Knight’s errors and the other trading mishaps underscore why American investors have pulled $193 billion from mutual funds since the start of 2011. The value of transactions in exchange-traded funds tracking the Standard & Poor’s 500 Index is poised to exceed for the first time the turnover for all the stocks in the benchmark gauge.

While stock transactions in the U.S. used to be dominated by three exchanges, regulations to increase competition and reduce costs have fragmented markets across about 50 different venues. That’s raised concerns about integrity in the $16.4 trillion market when the computers that now handle almost all trading malfunction.

Knight Chief Executive Officer Thomas Joyce said the problems were triggered by “a large bug” in software as the company, which handles about 10 percent of market making in U.S.-listed stocks, prepared to trade with a NYSE program for individual investors. While that system began the day of Knight’s trading error, Joyce said the technology problem had “nothing to do” with the Big Board.

Negative Sentiment

“It further contributes to the negative sentiment in the equity market, particularly among retail investors,” Joe Scott, a New York-based credit analyst at Fitch Ratings who covers banks, said in a telephone interview. “They’re very active with the discount brokers and making markets in equities.

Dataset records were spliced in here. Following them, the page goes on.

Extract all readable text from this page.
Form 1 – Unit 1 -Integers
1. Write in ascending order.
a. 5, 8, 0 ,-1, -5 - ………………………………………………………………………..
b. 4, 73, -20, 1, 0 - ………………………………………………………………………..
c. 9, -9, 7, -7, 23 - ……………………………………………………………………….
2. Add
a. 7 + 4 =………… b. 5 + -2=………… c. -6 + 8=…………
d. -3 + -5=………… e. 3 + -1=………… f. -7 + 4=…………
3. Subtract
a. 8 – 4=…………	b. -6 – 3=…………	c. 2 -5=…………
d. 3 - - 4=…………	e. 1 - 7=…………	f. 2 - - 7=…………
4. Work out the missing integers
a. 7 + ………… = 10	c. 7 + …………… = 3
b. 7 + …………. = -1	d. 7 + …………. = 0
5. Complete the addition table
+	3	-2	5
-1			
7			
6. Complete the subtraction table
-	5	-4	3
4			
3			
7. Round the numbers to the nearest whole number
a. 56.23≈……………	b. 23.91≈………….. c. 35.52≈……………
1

They’re intertwined with the rest of the financial system.”

Volume in U.S. exchange-listed stocks is already headed for a third straight annual decline. About 6.7 billion shares changed hands each day on average in 2012, 25 percent less than in 2008, based on data compiled by Bloomberg of U.S. exchange- listed securities. Volume fell 9.9 percent in July from June, after a 3.2 percent drop in June from May, the data show.

Malfunctions Multiply

The software malfunction may worsen investor sentiment hurt by the so-called flash crash in May 2010, when a trading error briefly wiped out $862 billion of market value, the botched initial public offering of Facebook Inc. (FB) and failed IPO of Bats Global Markets Inc. earlier this year. Two weeks ago, investors in three of the biggest Dow Jones Industrial Average stocks were whipsawed by price swings that repeated every hour, fueling speculation the moves were caused by computerized trading.

Securing additional capital to fund businesses such as market making was viewed as necessary to keep Knight afloat. Analysts at CLSA Credit Agricole Securities wrote last week that bankruptcy was a possibility if it failed to get financing. Knight’s loss was bigger than the $365 million cash balance it reported as of June 30 and exceeded its market value of $398 million as of Aug. 3, data compiled by Bloomberg show.

“This is one of our largest and best-run market making outfits,” James Angel, a professor at Georgetown University’s business school in Washington who serves on the board of exchange operator Direct Edge Holdings LLC, said in a phone interview. “It definitely shows signs of confidence in Knight and its management that people are willing to step forward with this kind of a cash infusion.”